The model is trained with all GitHub handles removed and replaced with
`@github`, you should apply this same replacement with your own input
text using the regex:
```TypeScript
const regex:RegExp = /\B@([a-z0-9](?:-(?=[a-z0-9])|[a-z0-9]){0,38}(?<=[a-z0-9]))/gi;
const replaced = text.replace(regex, '@github');
```
Additionally, inline code blocks such as:
```markdown
This is a sentence with a `CodeBlock();`. Nice?
```
Are replaced via `#code`:
```TypeScript
const regex:RegExp = /`+[^`]+`+/gi;
const replaced = text.replace(regex, '#code');
```
URLs are replaced with `#url`:
```TypeScript
const regex:RegExp = /\b(https?|ftp|file):\/\/[\-A-Za-z0-9+&@#\/%?=~_|!:,.;]*[\-A-Za-z0-9+&@#\/%=~_|]/gi;
const replaced = text.replace(regex, '#url');
```
Trailing punctuation should be replaced such as:
```TypeScript
const regex:RegExp = /(\.|!|\?|;|:)+$/g;
const replaced = text.replace(regex, '');
```
Leading/trailing blank space should also be replaced:
```TypeScript
const final = text.trim();
```
## `mlnet` .NET Global Tool
Install with:
```dotnetcli
dotnet tool install --global mlnet
```
And you can train, such as:
```dotnetcli
mlnet classification --dataset comments/classified.csv --label-col 1 --has-header true --train-time 10
```
This outputs a folder named `SampleClassification` in the current
directory. It's not exactly the same output the ML.NET Model Builder
outputs, but this should also work on a Mac.

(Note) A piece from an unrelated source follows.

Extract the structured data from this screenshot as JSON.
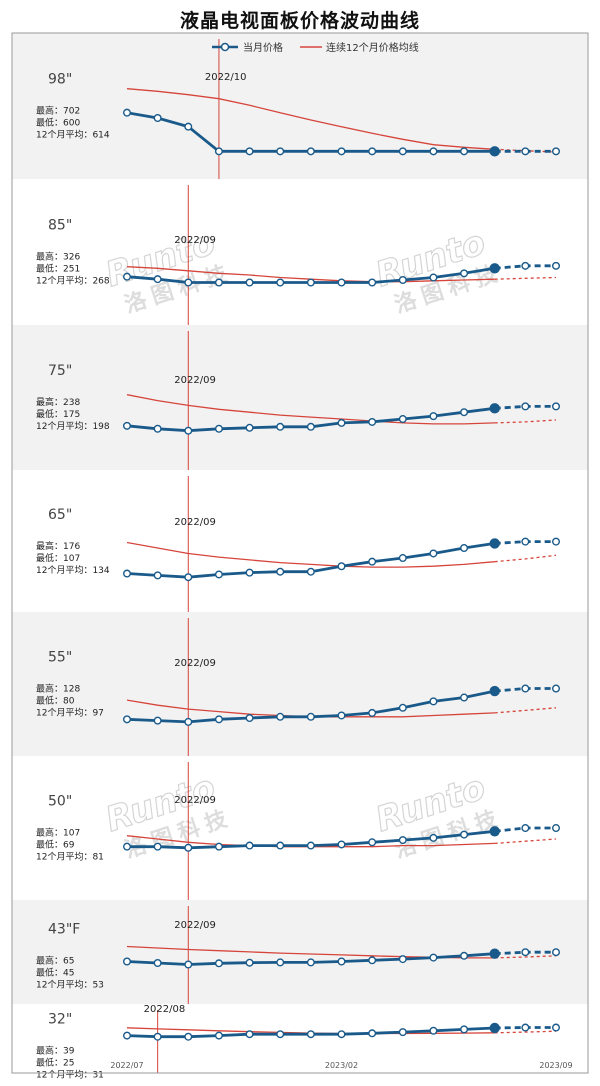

See the [ML.NET docs][mlnet] for more info.
[mlnet]: https://docs.microsoft.com/dotnet/machine-learning/automate-training-with-cli
## Generate Projects in `ml.net` folder
Run `train.ps1`.
Note there are additional manual edits we would lose if running this
again. You might discard some of the changes, or compare the diff.
## Updating the Model
Open `ml.net\InclusiveCodeReviews.sln` in VS, and run `InclusiveCodeReviews.Convert` project.
This will update `InclusiveCodeReviews.Model\MLModel.zip` and `onnxjs\model.onnx` in-place.
To test `model.onnx`, run `npm test` in the `onnxjs` directory.